Plus they’re beautiful: Jordan hanging in midair like a Chagail bride, Sampras laying down a touch volley at an angle that defies Euclid. And they’re inspiring. There is about world-class athletes carving out exemptions from physical laws a transcendent beauty that makes manifest God in man. So actually more than one theory, then. Great athletes are profundity in motion. They enable abstractions like power and grace and control to become not only incarnate but televisable. To be a top athlete, performing, is to be that exquisite hybrid of animal and angel that we average unbeautiful watchers have such a hard time seeing in ourselves.
So we want to know them, these gifted, driven physical achievers. We too, as an audience, are driven: watching the performance is not enough. We want to get intimate with all that profundity. We want inside them; we want the Story. We want to hear about humble roots, privation, precocity, grim resolve, discouragement, persistence, team spirit, sacrifice, killer instinct, liniment and pain.
Now exchange every reference to athletes with “superheroes,” and you’ll begin to see my point. The grand stands and elaborate battles aren’t enough for us these days. We can’t just know that they win the big fights, we need to see them struggle hour by hour. Day by day. We crave their tribulations just as much as their triumphs, because it makes them like us. More powerful, perhaps, capable of more, but still enough like us when they come home from flinging a nuke into another dimension.

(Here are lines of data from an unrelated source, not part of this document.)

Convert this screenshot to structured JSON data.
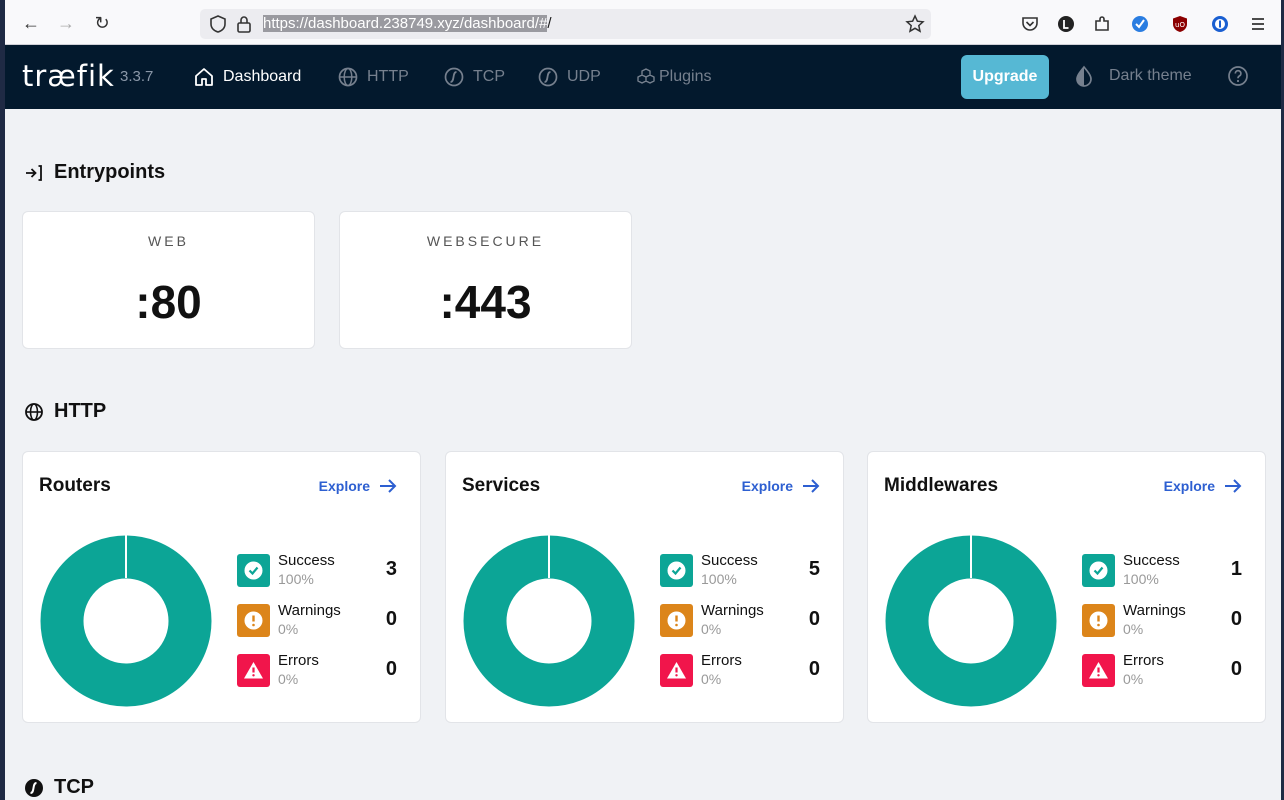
{
  "browser": {
    "url_selected": "https://dashboard.238749.xyz/dashboard/#",
    "url_rest": "/"
  },
  "header": {
    "logo": "træfik",
    "version": "3.3.7",
    "nav": [
      {
        "label": "Dashboard",
        "icon": "home-icon",
        "active": true
      },
      {
        "label": "HTTP",
        "icon": "globe-icon",
        "active": false
      },
      {
        "label": "TCP",
        "icon": "tcp-icon",
        "active": false
      },
      {
        "label": "UDP",
        "icon": "udp-icon",
        "active": false
      },
      {
        "label": "Plugins",
        "icon": "plugins-icon",
        "active": false
      }
    ],
    "upgrade_label": "Upgrade",
    "dark_theme_label": "Dark theme"
  },
  "entrypoints": {
    "title": "Entrypoints",
    "items": [
      {
        "name": "WEB",
        "port": ":80"
      },
      {
        "name": "WEBSECURE",
        "port": ":443"
      }
    ]
  },
  "http": {
    "title": "HTTP",
    "cards": [
      {
        "title": "Routers",
        "explore": "Explore",
        "success": {
          "label": "Success",
          "pct": "100%",
          "count": "3"
        },
        "warnings": {
          "label": "Warnings",
          "pct": "0%",
          "count": "0"
        },
        "errors": {
          "label": "Errors",
          "pct": "0%",
          "count": "0"
        }
      },
      {
        "title": "Services",
        "explore": "Explore",
        "success": {
          "label": "Success",
          "pct": "100%",
          "count": "5"
        },
        "warnings": {
          "label": "Warnings",
          "pct": "0%",
          "count": "0"
        },
        "errors": {
          "label": "Errors",
          "pct": "0%",
          "count": "0"
        }
      },
      {
        "title": "Middlewares",
        "explore": "Explore",
        "success": {
          "label": "Success",
          "pct": "100%",
          "count": "1"
        },
        "warnings": {
          "label": "Warnings",
          "pct": "0%",
          "count": "0"
        },
        "errors": {
          "label": "Errors",
          "pct": "0%",
          "count": "0"
        }
      }
    ]
  },
  "tcp": {
    "title": "TCP"
  },
  "colors": {
    "header_bg": "#03192d",
    "success": "#0ca596",
    "warning": "#dc851a",
    "error": "#f1154b",
    "upgrade": "#56b8d4",
    "link": "#2d5fd1"
  }
}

Of course, the moments in between aren’t the only reason I love superhero comics. I get an adrenaline rush from the fights, cry over the deaths, and lose myself in the sensationalized and, frankly, super quality to all the stories they tell. But I think that sometimes it’s just nice to think that when Superman goes home for the night, Lois might be a little irritated because in between all the world-saving he just did, the Man of Steel himself forgot that he was supposed to cook dinner. And so they cook the meat he left marinating in the fridge together, Superman and Lois Lane, teasing one another and eating their slightly overcooked pork chops and drinking wine and laughing late into the night.
And that, my friends, is why someone as supposedly intelligent as myself has maintained an eight-years-and-counting love affair with all things super heroic. I like “powers go boom” as much as the next person, but there has to be depth of character and a whole lot of pedestrian humanity for me to truly care, and comics are so kind as to provide a lovely blend of both.